En appui de cet argument, Kirsten Van Zee, une chercheuse du REEP, rappelle que cette nouvelle taxe ne porterait les droits d’accises qu’à 8,4 % du prix total des cigarettes électroniques, alors que les produits du tabac sont dans ce pays taxés à hauteur de 40 %[3]. Elle dénonce par ailleurs les cigarettes électroniques comme une porte d’entrée dans le tabagisme et non pas comme une aide au sevrage, ce qui justifierait d’autant plus une taxation forte. La toxicité des cigarettes électroniques n’étant pas encore fermement établie, elle préconise de leur appliquer le principe de précaution en attendant de nouvelles données. Cette nouvelle taxe était cependant annoncée depuis début 2023, avec l’adoption par le parlement sud-africain de la loi sur le contrôle des produits du tabac et des systèmes de délivrance électronique, et sa mise en place avait déjà été différée de six mois.
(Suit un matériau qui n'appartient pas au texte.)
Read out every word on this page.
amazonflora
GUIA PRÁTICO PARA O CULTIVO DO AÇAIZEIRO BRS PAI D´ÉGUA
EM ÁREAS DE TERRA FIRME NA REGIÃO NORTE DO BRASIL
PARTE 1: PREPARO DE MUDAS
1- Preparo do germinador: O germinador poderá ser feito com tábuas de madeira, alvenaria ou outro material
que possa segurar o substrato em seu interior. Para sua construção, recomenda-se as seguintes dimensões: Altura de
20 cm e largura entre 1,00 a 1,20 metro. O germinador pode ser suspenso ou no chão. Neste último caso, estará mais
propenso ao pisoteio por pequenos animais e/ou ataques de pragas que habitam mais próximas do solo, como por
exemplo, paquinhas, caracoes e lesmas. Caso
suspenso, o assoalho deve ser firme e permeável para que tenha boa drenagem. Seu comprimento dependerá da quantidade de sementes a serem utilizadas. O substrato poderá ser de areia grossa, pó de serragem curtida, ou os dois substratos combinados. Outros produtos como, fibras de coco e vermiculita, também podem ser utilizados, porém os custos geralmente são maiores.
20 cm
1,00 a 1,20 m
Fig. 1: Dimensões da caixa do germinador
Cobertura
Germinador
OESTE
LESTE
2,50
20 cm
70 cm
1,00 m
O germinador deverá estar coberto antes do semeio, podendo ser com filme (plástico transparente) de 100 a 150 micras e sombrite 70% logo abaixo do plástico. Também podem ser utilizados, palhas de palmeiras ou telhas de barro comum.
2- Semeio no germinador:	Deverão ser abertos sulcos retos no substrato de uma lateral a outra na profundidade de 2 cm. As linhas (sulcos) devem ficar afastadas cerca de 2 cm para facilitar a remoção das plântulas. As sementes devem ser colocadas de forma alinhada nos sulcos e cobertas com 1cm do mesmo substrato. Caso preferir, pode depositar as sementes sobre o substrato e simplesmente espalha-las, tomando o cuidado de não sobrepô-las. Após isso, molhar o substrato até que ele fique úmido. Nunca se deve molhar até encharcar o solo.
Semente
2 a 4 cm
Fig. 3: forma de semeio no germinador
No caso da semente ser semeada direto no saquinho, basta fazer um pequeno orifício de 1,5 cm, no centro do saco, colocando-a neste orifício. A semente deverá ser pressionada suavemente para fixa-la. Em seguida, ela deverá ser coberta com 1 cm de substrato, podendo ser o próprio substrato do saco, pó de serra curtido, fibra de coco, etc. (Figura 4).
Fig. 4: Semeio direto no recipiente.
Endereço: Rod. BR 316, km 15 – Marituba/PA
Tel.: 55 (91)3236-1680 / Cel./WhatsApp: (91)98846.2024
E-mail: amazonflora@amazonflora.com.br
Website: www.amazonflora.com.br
Mots-clés : Afrique du Sud, vapotage, droits d’accises, taxes.

©Génération Sans Tabac

MF

[1] Brederode W, Surge in vape juice prices coming as new sin tax is introduced next month, News24, publié le 13 mai 2023, consulté le 7 juin 2023.

[2] New smoking tax hitting South Africa tomorrow, BusinessTech, publié le 31 mai 2023, consulté le 7 juin 2023.

[3] L’organisation Mondiale de la Santé recommande pour sa part de porter jusqu’à 75 % les droits d’accises sur les produits du tabac.